Interim results showed that among 44 patients who comprised the mITT population, the combination resulted in a median progression-free survival (PFS) of 11.2 months (95% CI, 7.6-14.7), with a 10-month PFS rate of 56.1% (95% CI, 38.8%-70.2%). The median overall survival (OS) with the regimen was 17.4 months (95% CI, 13.4-25.7). Moreover, the objective response rate achieved with this approach was 32.1%, and the disease control rate (DCR) was 79.3%.
Beyond biliary tract cancer, silmitasertib is under evaluation in patients with severe COVID-19 (NCT04668209), in patients with basal cell carcinoma (NCT03897036), and in those with recurrent medulloblastoma who may or may not have undergone surgery (NCT03904862).
On January 5, 2022, the FDA granted a rare pediatric disease designation to IMX-110, the first clinical-stage product within the SMARxT Tissue-Specific Platform, for pediatric patients with life threatening rhabdomyosarcoma.7 IMX-110 will be eligible for priority review designation when a new drug application is submitted.

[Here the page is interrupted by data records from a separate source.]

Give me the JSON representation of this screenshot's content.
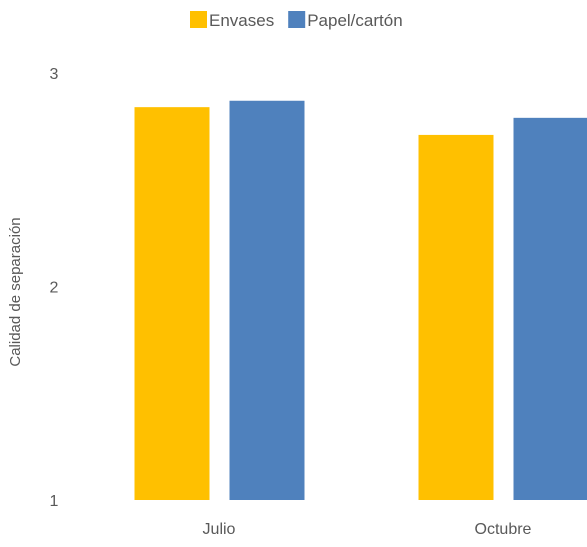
{
  "chart_data": {
    "type": "bar",
    "title": "",
    "xlabel": "",
    "ylabel": "Calidad de separación",
    "categories": [
      "Julio",
      "Octubre"
    ],
    "series": [
      {
        "name": "Envases",
        "color": "#FFC000",
        "values": [
          2.84,
          2.71
        ]
      },
      {
        "name": "Papel/cartón",
        "color": "#4F81BD",
        "values": [
          2.87,
          2.79
        ]
      }
    ],
    "ylim": [
      1,
      3
    ],
    "yticks": [
      "1",
      "2",
      "3"
    ],
    "grid": false,
    "legend_position": "top"
  }
}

Investigators are currently assessing IMX-110 in the ongoing phase 1b/2a study (NCT03382340). In preliminary data, 6 of 8 heavily pretreated patients with soft tissue sarcoma experienced tumor shrinkage. The PFS was 4.0 months in this population, with a 100% DCR at 2 months. Additionally, no drug-related toxicities were observed. Patients had received a median of 7 prior lines of treatment (range, 4-14).8
IMX-110 is currently being developed as a monotherapy, with a total of 14 patients having been treated to-date. The phase 2a study will examine the therapy as a first-line treatment for patients with soft tissue sarcoma based on findings from precedent trials in the United States and Europe. Additionally, IMX-110 will be examined as part of a combination regimen with PD-L1 inhibitor tislelizumab (BGB-A317), with 1 trial planned.